Prosthetics may be divided into two broad categories. The first encompasses those that are manufactured at local production sites by prosthetic technicians working in the country or region. Examples of these types of systems include the Jaipur limb system and the International Committee of the Red Cross prosthetic system. The Red Cross system is the most comprehensive system of this type, both in its design and in its deployment. The second type of component system involves imported components that have been designed to meet the needs of amputees in a given region. An example of this type includes the Blatchford Atlas system. We do not wish to declare what constitutes appropriate technology, but we do wish to emphasize that quality control and good prosthetic fitting are central to minimizing pain caused by prosthetic components.

Pain Management and Prosthetic Fitting

Pain experienced by amputees may be classified as intrinsic or extrinsic.

Intrinsic pain is caused by the vascular or neuromuscular status of the residual limb itself. The treatment of neuropathic stump pain or phantom pain has been discussed in other chapters. However, it is worth mentioning that remedies such as Capsaicin (which is derived from pepper plants) or acupuncture are worth investigating as they have the potential to be exploited relatively cheaply in many areas of the world.

Extrinsic pain comes from external causes, such as prosthetics devices. For transtibial amputees, common extrinsic causes of pain include: excessive end-bearing, uneven pressure on the skin, frictional skin loss, insufficient limb contact with the prosthesis, and excessively snug anteroposterior and mediolateral dimensions. This last problem leads to the so-called “hammocking phenomenon” marked by pressure sores in the popliteal area due to an inappropriately high posterior socket trim line generating pressure in that area with weight bearing or knee bending.

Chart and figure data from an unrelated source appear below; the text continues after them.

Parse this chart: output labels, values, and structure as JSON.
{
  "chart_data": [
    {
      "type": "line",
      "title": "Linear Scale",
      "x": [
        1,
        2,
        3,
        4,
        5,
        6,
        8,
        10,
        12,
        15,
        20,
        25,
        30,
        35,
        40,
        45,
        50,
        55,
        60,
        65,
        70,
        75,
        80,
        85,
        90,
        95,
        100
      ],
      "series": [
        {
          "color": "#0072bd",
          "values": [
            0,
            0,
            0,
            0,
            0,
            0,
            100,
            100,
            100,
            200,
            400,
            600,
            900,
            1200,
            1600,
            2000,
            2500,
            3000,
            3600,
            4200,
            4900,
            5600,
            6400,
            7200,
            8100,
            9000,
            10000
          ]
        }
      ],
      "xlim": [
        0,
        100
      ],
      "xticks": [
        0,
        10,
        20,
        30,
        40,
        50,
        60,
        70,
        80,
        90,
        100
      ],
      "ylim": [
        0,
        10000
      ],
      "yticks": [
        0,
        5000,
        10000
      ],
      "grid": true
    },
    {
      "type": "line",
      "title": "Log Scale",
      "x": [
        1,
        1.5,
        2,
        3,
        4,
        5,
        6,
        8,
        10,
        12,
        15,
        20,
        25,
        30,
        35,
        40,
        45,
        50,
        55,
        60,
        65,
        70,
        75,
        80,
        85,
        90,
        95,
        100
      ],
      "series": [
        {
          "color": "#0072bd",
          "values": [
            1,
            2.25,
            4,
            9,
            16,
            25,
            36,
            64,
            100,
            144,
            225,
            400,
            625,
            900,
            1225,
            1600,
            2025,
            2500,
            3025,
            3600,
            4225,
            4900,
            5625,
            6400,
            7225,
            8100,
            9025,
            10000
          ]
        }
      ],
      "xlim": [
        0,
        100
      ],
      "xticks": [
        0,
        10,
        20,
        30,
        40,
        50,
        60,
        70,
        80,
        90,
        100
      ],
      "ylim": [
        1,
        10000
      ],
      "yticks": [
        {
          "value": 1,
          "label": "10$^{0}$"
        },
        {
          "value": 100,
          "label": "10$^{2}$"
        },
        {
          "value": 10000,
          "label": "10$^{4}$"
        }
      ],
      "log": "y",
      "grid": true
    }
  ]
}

Prosthetic causes of pain associated with transfemoral amputations include excessive pressure on the ischial tuberosity or excessive end bearing, a horizontal bulge of tissue high on the medial aspect of the stump (“adductor roll”), stump constriction or “choking,” malalignment, and a high medial or anterior wall.

There is always the potential for a negative interaction of intrinsic and extrinsic factors. There is a significant prevalence of residual limb dysesthesias (such as allodynia or hyperpathia) that may make any prosthetic intolerable. This can sometimes be managed with medications such as anticonvulsants or antidepressants (see Chapter 4). There is also the more common painful neuroma that may make certain contact points exquisitely sensitive. This can sometimes be managed with drugs, but may require a surgical revision. Stump hardening and callous formation can be a problem for both transfemoral and transtibial amputees.

Conclusions

The quality and availability of rehabilitation services need to be improved for landmine survivors, and people in low-income countries with amputations and other disabilities. Educational programs that focus on the team approach to rehabilitation should be provided to prosthetists, physical therapists, nurses, and physicians. Such programs should provide for the transfer of clinical skills and technologies that are needed to provide effective services to people with disabilities in their own countries.